Meskipun MPR diharapkan menjadi penjelmaan seluruh rakyat, tetapi sering dipersoalkan dan diperdebatkan sejauh mana hakikat perubahan mendasar. Kekuasaan negara yang selama ini terpusat pada Majelis Permusyawaratan Rakyat sebagai lembaga tertinggi negara, termasuk berkenaan dengan format dan susunan peraturan perundang-undangan yang selama ini terkait dengan keberadaan MPR, mau tidak mau, harus mengalami perubahan mendasar. Pada intinya, prinsip-prinsip pemisahan atau pembagian kekua- saan itu dimaksudkan untuk membatasi kekuasaan negara dari kemungkinan menjadi sumber penindasan dan tindakan sewenang- wenang pada penguasa.
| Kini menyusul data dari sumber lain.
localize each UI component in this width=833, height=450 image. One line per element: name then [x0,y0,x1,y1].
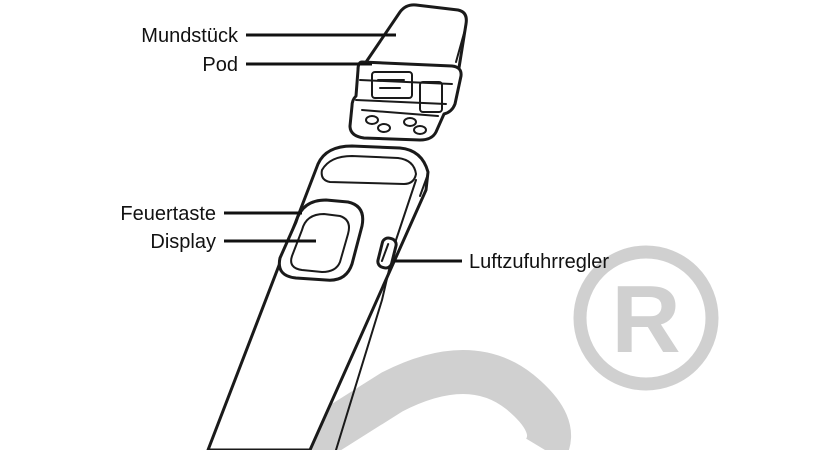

Pengaturan dan pembatasan kekuasaan itulah yang menjadi ciri konstitusionalisme dan sekaligus tugas utama konstitusi, sehingga kemungkinan kesewenang-wenangan kekuasaan dapat dikendalikan dan diminimalkan. Seperti kata-kata Lord Acton yang terkenal dan sering dikutip oleh banyak penulis, ‘power tends to corrupt and absolute power corrupts absolutely’ . Kekuasaan cenderung untuk menjadi sewenang-wenang, dan dalam kekuasaan yang bersifat mutlak, kesewenang-wenangannya juga cenderung mutlak. Inilah hukum besi kekuasaan yang jika tidak dikendalikan dan dibatasi menurut prosedur konstitusional, dapat menjadi sumber malapetaka. Moral kekuasaan tidak boleh hanya diserahkan pada niat, ataupun sifat-sifat pribadi seseorang yang kebetulan sedang memegangnya. Betapapun baiknya seseorang, yang namanya kekuasaan tetaplah harus diatur dan dibatasi, sehingga kebaikan orang tidak larut ditelan oleh hukum besi kekuasaan itu.